Il faut avoir tous ces faits en tête pour comprendre la soudaine volonté de coopération de l’ancien conseiller. Ça, et le fait qu’en refusant de coopérer, il s’exposait à deux années de prison et à une amende salée.
Émissaire de Trump?
Fidèle à Trump, il serait étonnant que Bannon l’incrimine. Il choisira bien les questions auxquelles il souhaite répondre et pourra toujours invoquer le cinquième amendement pour ne pas s’incriminer.
Ce n’est pas un hasard si Bannon témoigne au moment où l’ancien président donne sa «permission». La trame narrative des audiences est fixée par les démocrates et deux adversaires politiques républicains. Avec la présence de Bannon, Trump espère reprendre un peu l’initiative.

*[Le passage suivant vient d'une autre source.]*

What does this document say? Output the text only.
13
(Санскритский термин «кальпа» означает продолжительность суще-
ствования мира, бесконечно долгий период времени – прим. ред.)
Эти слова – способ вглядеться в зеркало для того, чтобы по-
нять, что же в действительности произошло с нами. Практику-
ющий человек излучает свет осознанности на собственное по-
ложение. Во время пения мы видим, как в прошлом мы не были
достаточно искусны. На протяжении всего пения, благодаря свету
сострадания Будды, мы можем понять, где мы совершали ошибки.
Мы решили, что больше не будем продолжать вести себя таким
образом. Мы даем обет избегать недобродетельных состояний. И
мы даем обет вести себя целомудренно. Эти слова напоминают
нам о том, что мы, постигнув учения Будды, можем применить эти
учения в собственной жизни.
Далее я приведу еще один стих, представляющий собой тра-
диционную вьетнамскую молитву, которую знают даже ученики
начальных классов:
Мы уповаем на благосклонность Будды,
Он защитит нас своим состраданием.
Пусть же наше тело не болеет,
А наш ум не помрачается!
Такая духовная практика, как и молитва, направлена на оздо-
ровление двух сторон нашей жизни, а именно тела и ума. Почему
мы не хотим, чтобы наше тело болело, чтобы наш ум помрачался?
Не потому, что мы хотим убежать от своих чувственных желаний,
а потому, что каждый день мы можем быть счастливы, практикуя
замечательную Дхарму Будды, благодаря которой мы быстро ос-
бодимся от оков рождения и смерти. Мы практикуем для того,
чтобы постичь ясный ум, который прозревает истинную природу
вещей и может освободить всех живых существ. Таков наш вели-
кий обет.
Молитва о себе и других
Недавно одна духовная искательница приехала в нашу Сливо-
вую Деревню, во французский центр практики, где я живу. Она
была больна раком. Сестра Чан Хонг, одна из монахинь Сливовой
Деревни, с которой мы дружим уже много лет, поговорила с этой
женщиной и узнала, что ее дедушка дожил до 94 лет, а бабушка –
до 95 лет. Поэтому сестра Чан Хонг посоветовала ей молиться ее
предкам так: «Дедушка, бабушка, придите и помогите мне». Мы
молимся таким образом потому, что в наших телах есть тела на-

Le témoignage de Bannon sera-t-il suffisant pour avoir une influence sur les perceptions? Ce qu’on lui reproche – preuves à l’appui – est grave. Nous savons qu’il a participé à une réunion de proches du président dans les heures précédant l’assaut du 6 janvier et qu’il promettait que nous assisterions à un «déchaînement des enfers».
Encore une fois, je vous invite à demeurer à l’écoute. Rien n’est banal avec Steve Bannon, et ses desseins sont sombres. La possibilité qu’il y ait des coups fourrés est réelle et, au-delà du spectacle, il faudra une fois de plus s’en tenir aux faits.